Formula to calculate the average value of resistivity.

${\rho }_{\text{avg}}=\frac{{\rho }_1+{\rho }_2+{\rho }_3}{3}$ (7)

Here,

${\rho }_{\text{avg}}$ is the average value of resistivity.

Substitute $9.80\times {10}^{-7}\text{Ωm}$ for ${\rho }_1$, $9.98\times {10}^{-7}\text{Ωm}$ for ${\rho }_2$, $1.00\times {10}^{-6}\text{Ωm}$ for ${\rho }_3$ in equation (7) to find ${\rho }_{\text{avg}}$,

$\begin{array}{c}{\rho }_{\text{avg}}=\frac{\left(9.80\times {10}^{-7}\text{Ωm}\right)+\left(9.98\times {10}^{-7}\text{Ωm}\right)+\left(1.00\times {10}^{-6}\text{Ωm}\right)}{3}\\ =0.9926\times {10}^{-6}\text{Ωm}\\ \approx 1.0\times {10}^{-6}\text{Ωm}\end{array}$

Thus, the average value of resistivity is $1.0\times {10}^{-6}\text{Ωm}$.

Conclusion:

Therefore, the average value of resistivity is $1.0\times {10}^{-6}\text{Ωm}$.

(c)

To determine

The way in which this average value of resistivity compares with the value given in the table 26.2.

Answer to Problem 38AP

This average value of resistivity compares with the value given in the table 26.2. It is observed that the average value of the resistivity is equal to the resistivity of the nichrome. So, a experiment is done by the student to measure the electrical resistance of Nichrome in the form of wires of different lengths and cross sectional areas is correct.

Explanation of Solution

Given information: Area of cross section of gauge wire is $7.30\times {10}^{-8}{\text{m}}^2$, length of gauge wire 1 is $0.540\text{m}$, length of gauge wire 2 is $1.028\text{m}$, length of gauge wire 3 is $1.543\text{m}$, voltage across the wire 1 is $5.22\text{V}$, voltage across the wire 2 is $5.82\text{V}$, voltage across the wire 3 is $5.94\text{V}$, current across the wire 1 is $0.72\text{A}$, current across the wire 2 is $0.414\text{A}$, current across the wire 3 is $0.281\text{A}$.
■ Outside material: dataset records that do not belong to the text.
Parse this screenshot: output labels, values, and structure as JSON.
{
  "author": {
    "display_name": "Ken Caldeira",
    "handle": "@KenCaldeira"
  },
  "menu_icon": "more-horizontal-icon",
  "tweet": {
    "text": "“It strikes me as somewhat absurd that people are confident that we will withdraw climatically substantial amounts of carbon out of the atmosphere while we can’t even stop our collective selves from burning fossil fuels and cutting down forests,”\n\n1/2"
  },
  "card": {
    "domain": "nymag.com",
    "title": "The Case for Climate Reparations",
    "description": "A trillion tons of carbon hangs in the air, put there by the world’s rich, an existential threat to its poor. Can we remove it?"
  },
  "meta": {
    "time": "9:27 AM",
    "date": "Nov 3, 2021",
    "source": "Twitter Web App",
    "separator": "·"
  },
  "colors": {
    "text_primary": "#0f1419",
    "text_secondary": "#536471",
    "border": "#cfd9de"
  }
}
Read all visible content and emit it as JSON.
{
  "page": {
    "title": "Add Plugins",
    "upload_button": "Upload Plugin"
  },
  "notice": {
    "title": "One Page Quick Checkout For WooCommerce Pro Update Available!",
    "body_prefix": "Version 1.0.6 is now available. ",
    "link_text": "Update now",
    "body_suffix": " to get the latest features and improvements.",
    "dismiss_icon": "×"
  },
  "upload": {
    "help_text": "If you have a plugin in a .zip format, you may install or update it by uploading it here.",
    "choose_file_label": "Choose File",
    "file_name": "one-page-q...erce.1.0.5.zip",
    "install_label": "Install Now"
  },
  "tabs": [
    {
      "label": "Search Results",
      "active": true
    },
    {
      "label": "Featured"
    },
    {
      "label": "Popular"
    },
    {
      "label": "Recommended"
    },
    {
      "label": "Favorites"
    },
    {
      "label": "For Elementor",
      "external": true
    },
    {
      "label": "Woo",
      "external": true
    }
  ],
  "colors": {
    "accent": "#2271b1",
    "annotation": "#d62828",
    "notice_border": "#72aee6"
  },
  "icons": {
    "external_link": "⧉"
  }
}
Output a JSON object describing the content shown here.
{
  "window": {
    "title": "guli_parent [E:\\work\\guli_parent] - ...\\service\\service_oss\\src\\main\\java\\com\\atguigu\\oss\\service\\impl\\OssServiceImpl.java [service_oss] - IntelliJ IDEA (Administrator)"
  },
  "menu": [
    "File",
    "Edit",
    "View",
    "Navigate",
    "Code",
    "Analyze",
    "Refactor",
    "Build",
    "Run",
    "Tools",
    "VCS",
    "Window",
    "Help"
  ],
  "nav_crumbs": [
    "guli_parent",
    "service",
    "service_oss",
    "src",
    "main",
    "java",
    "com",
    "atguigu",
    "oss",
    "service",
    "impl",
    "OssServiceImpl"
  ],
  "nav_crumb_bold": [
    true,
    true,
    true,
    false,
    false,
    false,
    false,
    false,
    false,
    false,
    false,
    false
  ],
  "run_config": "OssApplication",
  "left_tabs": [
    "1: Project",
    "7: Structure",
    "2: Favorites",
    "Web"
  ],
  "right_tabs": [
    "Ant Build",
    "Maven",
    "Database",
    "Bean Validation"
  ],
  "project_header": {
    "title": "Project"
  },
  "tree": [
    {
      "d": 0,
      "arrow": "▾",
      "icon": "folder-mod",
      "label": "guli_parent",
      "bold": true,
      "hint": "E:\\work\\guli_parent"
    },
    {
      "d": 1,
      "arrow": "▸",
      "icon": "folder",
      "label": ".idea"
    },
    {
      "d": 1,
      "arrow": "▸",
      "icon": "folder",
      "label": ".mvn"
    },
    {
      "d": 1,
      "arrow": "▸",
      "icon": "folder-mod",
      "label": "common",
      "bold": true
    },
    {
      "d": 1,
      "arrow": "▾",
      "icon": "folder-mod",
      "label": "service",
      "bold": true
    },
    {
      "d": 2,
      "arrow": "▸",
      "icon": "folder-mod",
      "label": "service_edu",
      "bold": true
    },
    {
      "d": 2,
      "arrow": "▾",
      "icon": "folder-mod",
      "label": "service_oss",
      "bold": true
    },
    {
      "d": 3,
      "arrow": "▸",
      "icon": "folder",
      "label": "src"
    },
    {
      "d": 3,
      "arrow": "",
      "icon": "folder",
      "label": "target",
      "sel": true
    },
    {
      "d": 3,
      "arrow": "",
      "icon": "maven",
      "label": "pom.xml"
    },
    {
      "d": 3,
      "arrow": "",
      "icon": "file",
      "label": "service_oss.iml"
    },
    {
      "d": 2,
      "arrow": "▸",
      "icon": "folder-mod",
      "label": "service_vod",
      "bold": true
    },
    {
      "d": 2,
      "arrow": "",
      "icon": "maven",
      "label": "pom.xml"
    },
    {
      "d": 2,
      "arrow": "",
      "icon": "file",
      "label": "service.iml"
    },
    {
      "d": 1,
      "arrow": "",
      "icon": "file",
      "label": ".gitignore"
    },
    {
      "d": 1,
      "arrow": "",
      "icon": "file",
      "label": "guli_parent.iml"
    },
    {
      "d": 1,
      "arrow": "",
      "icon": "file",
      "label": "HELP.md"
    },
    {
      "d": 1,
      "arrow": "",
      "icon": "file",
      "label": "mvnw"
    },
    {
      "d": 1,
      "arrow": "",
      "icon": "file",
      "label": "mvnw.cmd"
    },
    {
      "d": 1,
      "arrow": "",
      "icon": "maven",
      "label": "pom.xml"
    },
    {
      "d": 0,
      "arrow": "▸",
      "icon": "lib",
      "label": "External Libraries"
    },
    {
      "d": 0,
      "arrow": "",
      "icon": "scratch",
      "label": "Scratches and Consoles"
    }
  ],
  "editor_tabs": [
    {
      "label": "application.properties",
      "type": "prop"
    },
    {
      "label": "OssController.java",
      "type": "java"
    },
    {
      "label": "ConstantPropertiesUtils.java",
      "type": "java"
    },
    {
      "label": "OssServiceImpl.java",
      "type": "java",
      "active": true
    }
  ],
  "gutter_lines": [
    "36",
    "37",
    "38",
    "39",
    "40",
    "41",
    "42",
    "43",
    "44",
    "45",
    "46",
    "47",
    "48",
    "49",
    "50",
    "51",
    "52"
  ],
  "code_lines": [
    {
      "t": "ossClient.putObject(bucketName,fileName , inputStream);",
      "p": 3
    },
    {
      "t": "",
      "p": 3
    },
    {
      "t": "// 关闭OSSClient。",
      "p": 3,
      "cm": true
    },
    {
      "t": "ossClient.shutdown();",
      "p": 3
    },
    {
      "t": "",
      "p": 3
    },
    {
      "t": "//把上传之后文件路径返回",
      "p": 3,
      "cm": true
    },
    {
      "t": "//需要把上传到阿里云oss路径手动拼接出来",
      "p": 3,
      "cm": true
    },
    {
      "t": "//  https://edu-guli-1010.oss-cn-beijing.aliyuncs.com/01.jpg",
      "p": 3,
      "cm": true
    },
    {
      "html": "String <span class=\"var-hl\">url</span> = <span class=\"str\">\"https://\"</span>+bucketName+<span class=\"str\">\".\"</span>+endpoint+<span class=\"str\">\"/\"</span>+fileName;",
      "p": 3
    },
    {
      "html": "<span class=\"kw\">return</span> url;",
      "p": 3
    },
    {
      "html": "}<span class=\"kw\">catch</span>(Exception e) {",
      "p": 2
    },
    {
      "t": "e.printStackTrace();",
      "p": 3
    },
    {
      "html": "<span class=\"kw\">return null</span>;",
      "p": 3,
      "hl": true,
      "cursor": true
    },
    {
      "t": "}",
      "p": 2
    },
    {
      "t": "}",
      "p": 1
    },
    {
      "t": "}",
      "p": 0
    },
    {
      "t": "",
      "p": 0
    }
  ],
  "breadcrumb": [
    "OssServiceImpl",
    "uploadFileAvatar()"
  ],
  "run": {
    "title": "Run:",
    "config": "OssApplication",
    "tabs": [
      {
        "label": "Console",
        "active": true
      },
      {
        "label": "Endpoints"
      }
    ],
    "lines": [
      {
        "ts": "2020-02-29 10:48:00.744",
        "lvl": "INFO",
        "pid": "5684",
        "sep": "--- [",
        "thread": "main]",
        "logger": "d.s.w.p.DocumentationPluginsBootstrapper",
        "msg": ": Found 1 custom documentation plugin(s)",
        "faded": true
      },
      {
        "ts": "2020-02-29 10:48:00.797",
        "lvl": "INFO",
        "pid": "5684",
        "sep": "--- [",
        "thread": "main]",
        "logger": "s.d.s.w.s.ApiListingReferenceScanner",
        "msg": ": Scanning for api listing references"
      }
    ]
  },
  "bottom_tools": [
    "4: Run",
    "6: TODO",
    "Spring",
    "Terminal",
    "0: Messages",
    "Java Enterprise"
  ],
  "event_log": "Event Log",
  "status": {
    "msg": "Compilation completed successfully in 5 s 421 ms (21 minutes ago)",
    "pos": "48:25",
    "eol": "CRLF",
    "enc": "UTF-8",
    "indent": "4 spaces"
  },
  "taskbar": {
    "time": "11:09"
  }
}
The average value of resistivity is $1.0\times {10}^{-6}\text{Ωm}$.

The value of resistivity of Nichrome is ranging from $1.00\times {10}^{-6}\text{Ωm}\text{to}1.50\times {10}^{-6}\text{Ωm}$.

It is observed that the average value of the resistivity is equal to the resistivity of the nichrome. So, a experiment is done by the student to measure the electrical resistance of Nichrome in the form of wires of different lengths and cross sectional areas is correct.

Thus, this average value of resistivity compares with the value given in the table 26.2. It is observed that the average value of the resistivity is equal to the resistivity of the nichrome. So, a experiment is done by the student to measure the electrical resistance of Nichrome in the form of wires of different lengths and cross sectional areas is correct.

Conclusion:

Therefore, this average value of resistivity compares with the value given in the table 26.2. It is observed that the average value of the resistivity is equal to the resistivity of the nichrome. So, a experiment is done by the student to measure the electrical resistance of Nichrome in the form of wires of different lengths and cross sectional areas is correct.